I see that CiF comment comedy is in full swing too.
cunninglingus
21 March 2012 at 11:09 am (UTC -5) Link to this comment
I particularly liked the comment by Persianwar from the Gaurdian poll
“Homeopathy should be given 1p of public funding. Homeopaths will thus have the ‘memory’ of funding which should presumably make homeopathy all the more powerful.”
Draken
21 March 2012 at 12:44 pm (UTC -5) Link to this comment
Also on Paul Wilson’s site “Dr” Nancy Malik demonstrates a pigheaded reluctance, or incapacity, to actually discuss the articles she’s linking.
GodFree
21 March 2012 at 1:05 pm (UTC -5) Link to this comment
Voted. Current stats:
Do you think homeopathy should be banned on the NHS?
56.5% Yes
43.5% No
Should pharmaceutical drug treatments be publicly funded by the NHS UK?
10.14% No (354 votes)
89.86% Yes (3,138 votes)
davidb
21 March 2012 at 2:25 pm (UTC -5) Link to this comment
The comments on the Guardian have been quite fun. One guy from my discussion board posted that if the homeopathists got miniscule funding then that would make it more effective – tongue in cheek I hasten to add.

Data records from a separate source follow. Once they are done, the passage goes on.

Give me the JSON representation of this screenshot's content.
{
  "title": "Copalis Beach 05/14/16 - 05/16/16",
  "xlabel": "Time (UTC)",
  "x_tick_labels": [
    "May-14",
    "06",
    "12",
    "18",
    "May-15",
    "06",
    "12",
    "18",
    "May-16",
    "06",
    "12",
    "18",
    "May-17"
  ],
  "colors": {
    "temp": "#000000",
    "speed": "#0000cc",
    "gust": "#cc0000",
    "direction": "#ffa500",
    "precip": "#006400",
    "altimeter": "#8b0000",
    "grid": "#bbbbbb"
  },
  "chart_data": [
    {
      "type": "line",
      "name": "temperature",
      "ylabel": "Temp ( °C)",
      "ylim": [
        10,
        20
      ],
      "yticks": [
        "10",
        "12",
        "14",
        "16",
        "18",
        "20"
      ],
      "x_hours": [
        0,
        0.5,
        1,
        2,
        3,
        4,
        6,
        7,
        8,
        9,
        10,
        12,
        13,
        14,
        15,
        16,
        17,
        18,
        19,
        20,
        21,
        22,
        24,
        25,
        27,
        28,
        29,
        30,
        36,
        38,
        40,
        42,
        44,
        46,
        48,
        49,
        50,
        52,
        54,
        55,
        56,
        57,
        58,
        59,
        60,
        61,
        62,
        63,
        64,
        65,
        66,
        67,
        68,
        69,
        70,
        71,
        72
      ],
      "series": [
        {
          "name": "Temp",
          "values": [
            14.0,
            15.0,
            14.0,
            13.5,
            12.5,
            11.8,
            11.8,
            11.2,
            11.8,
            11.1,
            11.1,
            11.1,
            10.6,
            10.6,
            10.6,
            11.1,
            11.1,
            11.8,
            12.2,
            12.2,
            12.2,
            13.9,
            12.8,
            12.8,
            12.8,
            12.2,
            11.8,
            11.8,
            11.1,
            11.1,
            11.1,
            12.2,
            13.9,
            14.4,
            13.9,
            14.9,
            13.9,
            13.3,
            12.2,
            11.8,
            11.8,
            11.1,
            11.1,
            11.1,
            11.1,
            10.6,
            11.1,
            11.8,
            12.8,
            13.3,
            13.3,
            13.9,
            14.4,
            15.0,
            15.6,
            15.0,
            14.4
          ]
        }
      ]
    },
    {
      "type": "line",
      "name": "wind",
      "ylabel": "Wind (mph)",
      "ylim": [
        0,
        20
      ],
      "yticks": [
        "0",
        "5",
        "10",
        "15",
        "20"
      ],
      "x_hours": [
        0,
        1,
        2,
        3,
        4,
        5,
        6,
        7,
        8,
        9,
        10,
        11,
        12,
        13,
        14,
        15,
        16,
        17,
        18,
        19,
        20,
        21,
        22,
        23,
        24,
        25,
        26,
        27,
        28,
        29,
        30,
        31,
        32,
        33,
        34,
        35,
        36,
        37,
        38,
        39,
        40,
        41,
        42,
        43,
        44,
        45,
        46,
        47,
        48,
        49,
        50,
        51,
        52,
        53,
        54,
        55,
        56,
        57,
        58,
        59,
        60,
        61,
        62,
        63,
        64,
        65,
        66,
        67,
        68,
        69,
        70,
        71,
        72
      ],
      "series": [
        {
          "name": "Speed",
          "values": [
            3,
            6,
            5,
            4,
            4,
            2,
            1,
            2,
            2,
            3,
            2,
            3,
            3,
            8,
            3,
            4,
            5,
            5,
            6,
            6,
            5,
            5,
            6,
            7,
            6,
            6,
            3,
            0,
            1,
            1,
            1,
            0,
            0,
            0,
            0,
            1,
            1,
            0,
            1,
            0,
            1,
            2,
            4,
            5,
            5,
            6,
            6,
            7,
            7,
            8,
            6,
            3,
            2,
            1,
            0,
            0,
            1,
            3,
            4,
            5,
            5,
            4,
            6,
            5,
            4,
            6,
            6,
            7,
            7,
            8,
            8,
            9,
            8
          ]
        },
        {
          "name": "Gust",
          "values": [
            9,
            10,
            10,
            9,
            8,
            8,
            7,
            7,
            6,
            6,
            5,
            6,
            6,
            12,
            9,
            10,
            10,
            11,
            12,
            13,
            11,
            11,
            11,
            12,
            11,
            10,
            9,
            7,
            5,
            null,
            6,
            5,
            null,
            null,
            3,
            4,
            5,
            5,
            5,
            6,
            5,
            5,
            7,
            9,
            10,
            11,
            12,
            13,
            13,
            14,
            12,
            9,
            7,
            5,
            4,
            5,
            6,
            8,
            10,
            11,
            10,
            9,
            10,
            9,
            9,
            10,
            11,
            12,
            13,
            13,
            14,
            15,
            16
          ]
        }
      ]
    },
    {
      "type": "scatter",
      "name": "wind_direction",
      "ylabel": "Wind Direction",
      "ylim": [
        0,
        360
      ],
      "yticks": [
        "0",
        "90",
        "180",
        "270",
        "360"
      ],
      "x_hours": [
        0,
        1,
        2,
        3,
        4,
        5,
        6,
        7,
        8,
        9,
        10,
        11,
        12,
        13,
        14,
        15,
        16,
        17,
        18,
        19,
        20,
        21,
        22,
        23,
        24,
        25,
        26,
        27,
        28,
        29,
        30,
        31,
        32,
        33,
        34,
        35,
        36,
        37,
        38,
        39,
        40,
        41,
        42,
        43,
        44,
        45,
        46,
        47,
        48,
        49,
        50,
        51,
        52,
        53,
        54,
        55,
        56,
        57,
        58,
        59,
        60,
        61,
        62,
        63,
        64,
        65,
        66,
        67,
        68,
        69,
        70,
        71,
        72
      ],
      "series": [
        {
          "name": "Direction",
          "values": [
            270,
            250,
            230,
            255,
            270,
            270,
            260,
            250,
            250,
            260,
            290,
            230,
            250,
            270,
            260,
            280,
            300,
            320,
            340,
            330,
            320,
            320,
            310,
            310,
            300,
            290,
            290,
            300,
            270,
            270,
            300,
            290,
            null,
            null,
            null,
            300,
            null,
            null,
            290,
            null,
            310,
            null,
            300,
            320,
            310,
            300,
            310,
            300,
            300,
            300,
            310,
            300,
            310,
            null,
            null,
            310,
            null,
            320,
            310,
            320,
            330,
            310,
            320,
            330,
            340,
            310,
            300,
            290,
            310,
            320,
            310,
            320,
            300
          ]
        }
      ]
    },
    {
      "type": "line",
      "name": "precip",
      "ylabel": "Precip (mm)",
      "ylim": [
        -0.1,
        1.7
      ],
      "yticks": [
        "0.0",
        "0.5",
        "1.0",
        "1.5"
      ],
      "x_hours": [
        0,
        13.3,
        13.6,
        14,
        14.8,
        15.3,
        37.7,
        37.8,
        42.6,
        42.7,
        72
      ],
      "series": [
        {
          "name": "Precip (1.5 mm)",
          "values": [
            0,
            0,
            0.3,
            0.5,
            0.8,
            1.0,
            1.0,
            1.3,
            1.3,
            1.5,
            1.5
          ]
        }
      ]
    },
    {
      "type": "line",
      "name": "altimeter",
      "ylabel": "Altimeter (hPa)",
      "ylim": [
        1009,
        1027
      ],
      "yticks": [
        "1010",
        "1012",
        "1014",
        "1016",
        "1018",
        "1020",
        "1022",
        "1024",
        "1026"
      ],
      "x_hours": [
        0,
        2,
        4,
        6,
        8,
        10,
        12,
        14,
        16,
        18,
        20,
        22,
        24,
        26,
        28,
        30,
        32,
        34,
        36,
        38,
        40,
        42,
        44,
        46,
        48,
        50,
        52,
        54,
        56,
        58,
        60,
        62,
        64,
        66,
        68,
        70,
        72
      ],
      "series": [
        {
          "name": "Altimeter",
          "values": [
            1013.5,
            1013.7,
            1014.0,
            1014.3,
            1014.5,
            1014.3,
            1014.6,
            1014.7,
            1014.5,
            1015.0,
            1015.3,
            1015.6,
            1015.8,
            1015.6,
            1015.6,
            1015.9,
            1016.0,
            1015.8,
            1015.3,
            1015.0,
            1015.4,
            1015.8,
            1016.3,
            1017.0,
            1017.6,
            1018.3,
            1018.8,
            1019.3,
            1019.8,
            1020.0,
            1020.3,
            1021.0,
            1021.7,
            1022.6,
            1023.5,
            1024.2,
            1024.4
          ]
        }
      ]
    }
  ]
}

My modest proposal was that the taxpayer would save an enormous amount of money if fringe medicine was funded to those who opted for it, but having done so that was all they would ever get.
Savings not only from treatment, but from pensions, care of the elderly etc.
I did add that while stupidy was a bad thing, it really didn’t deserve a death sentence, though.
It’s now 55.7% for the good guys, which is a little disappointing,
David B
NotAProphet
21 March 2012 at 5:21 pm (UTC -5) Link to this comment
First poll currently:
Do you think homeopathy should be banned on the NHS?
54.9% Yes
45.1% No
Only an hour left to vote!!
Matty
21 March 2012 at 5:53 pm (UTC -5) Link to this comment
Wow, I’m astounded at the sheer mass of stupidity on the Guardian thread – it appears that many of the posters are first-timer hit and runners which make me suspect that it has been linked somewhere in a pro-homeopathy site. Ah well, you can’t win ‘em all.